Alors que je prend le licol entre mes mains pour ramener la jument à son propriétaire, la lueur que je vis dans ses yeux m'a frappé en plein coeur : elle voulait être libre. Elle aussi voulait continuer sa route, sans savoir ou même sans vouloir savoir où elle va. Au fond d'elle, je pense qu'elle ressent la même chose que moi : l'envie de continuer sa route, sans but précis mais en toute liberté. Car moi, je veux être libre...
Des souvenirs me poignardent soudain en plein coeur comme un couteau.

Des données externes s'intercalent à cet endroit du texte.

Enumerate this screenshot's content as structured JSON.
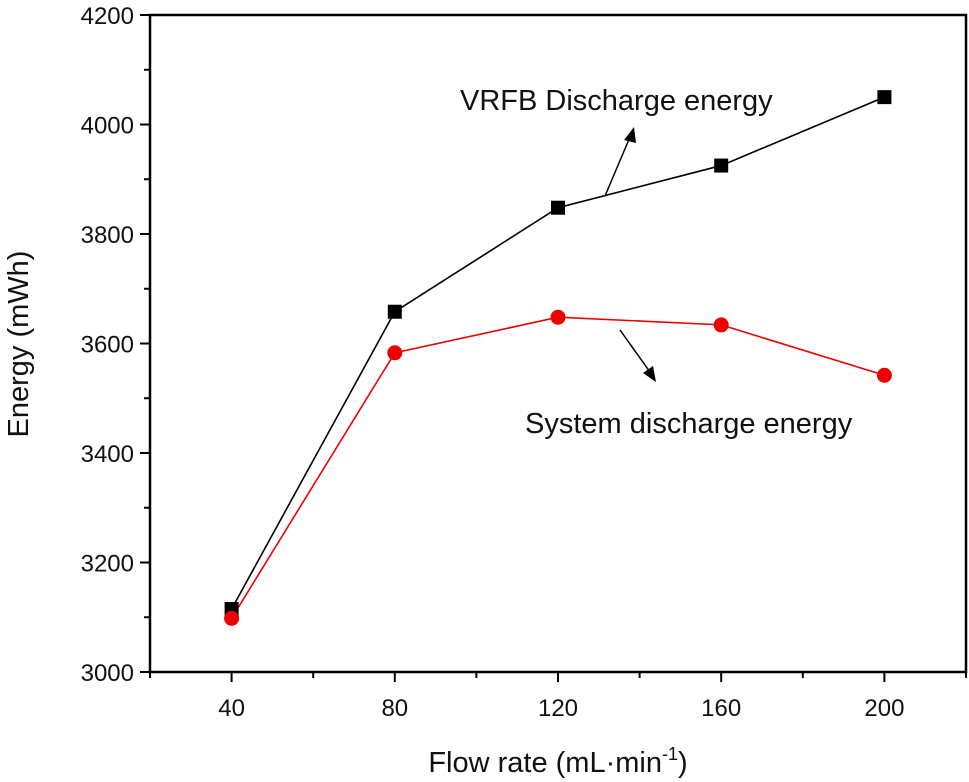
{
  "chart_data": {
    "type": "line",
    "title": "",
    "xlabel": "Flow rate (mL·min",
    "xlabel_sup": "-1",
    "xlabel_close": ")",
    "ylabel": "Energy (mWh)",
    "xlim": [
      20,
      220
    ],
    "ylim": [
      3000,
      4200
    ],
    "x_ticks": [
      40,
      80,
      120,
      160,
      200
    ],
    "y_ticks": [
      3000,
      3200,
      3400,
      3600,
      3800,
      4000,
      4200
    ],
    "grid": false,
    "x": [
      40,
      80,
      120,
      160,
      200
    ],
    "series": [
      {
        "name": "VRFB Discharge energy",
        "color": "#000000",
        "marker": "square",
        "values": [
          3115,
          3658,
          3848,
          3925,
          4050
        ]
      },
      {
        "name": "System discharge energy",
        "color": "#ee0000",
        "marker": "circle",
        "values": [
          3098,
          3583,
          3648,
          3634,
          3542
        ]
      }
    ]
  }
}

Il fait noir, si noir... J'ai peur, j'ai mal... Des cordes me scient les poignets et les jambes. Un baillon me déchire la bouche... Une musique passe en boucle, une musique de R&B. Des voix retentissent derrière la porte d'où s'échappe une raie de lumière... Des inconnus semblent se disputer. J'ai froid...
Les cordes glissent tout à coup silencieusement, et une minuscule silhouette s'éloigne en couinant. Sauvée par un rat... Je me lève précipitamment, terrifiée. Les évènements se brouillent dans mon cerveau... Malgré la noirceur de la pièce, j'aperçois une table où est posé mon cher Ipod, cadeau de mes parents... Mais qui sont mes parents, au juste ?
Je l'empoche rapidement et tourne en rond autour de la pièce sans un bruit. J'ai du mal à retenir mes sanglots, et des larmes rendent ma vue floue. Soudain, la porte s'ouvre. Je me cache derrière, attendant que les hommes entrent... Une fois fais, je prend mon courage à deux mains. Je franchis la porte, et je cours, je cours... Sans m'arrêter. Jusqu'à parvenir dans une petite ville qui à l'air tranquille.

Sonnée par ces évènements, je m'effondre dans la neige, la tête entre les mains. Alors, c'est ça que je fuyais ? C'est pour ça que j'ai voulu m'en aller de chez Mizuki, qui m'a accueilli avec tant de gentillesse ? Qui m'a donné une jument ?...
Je n'entends pas tout de suite Akuma, qui commence à s'énerver derrière moi. Dansant sur place, elle hume l'air de ses naseaux dilatés au maximum. Quelque chose approche, quelque chose de dangereux, elle le sent.

-Elle est là !

Je lève la tête à la vitesse de l'éclair pour voir un homme courir dans ma direction. Il n'a pas l'air de me vouloir du bien.. Un deuxième arrive à ma gauche, et un troisième à ma droite. Un choix s'offre à moi : me jeter dans la gueule du loup, ou risquer de me tuer en chevauchant Akuma ? Sans hésiter, je choisis la deuxième option. Je préfère mourir que retourner dans le noir !
Le démon semble comprendre mon intention, car elle se tient tranquille lorsque j'essaye de monter. Mais rien à faire, elle est trop grande !

-Eh, elle essai de s'enfuir !

-Faudrait déjà qu'elle arrive à monter !

-Ferme-là et attrape-la au lieu de dire des blagues pas drôles !


Je pense qu'Akuma a compris l'urgence de la situation, parce qu'elle a plié les genoux et s'est couchée sur le sol pour me permettre de monter plus facilement. Je suis sûr que cette jument est allée en haute école ! Sans hésiter une seconde de plus, je passe ma jambe par-dessus son dos et m'installe de façon aussi équilibrée que possible. Aussitôt, Akuma se lève, un peu brutalement j'avoue, avant de bondir au triple galop.

-Prenez les voitures ou on va la perdre !

Encore une fois, je me sens tellement libre sur le dos de la jument. Encore une fois, j'ai l'impression d'avoir fait ça toute ma vie. Mais passons. Akuma semble aussi déterminée que moi de fuir la captivité et l'obscurité. Et ça me motive encore plus.
Et puis, le drame. Un 4x4 surgit de nulle part devant nous, roulant à toute vitesse dans notre direction. Akuma n'a pas le temps de freiner. Boom.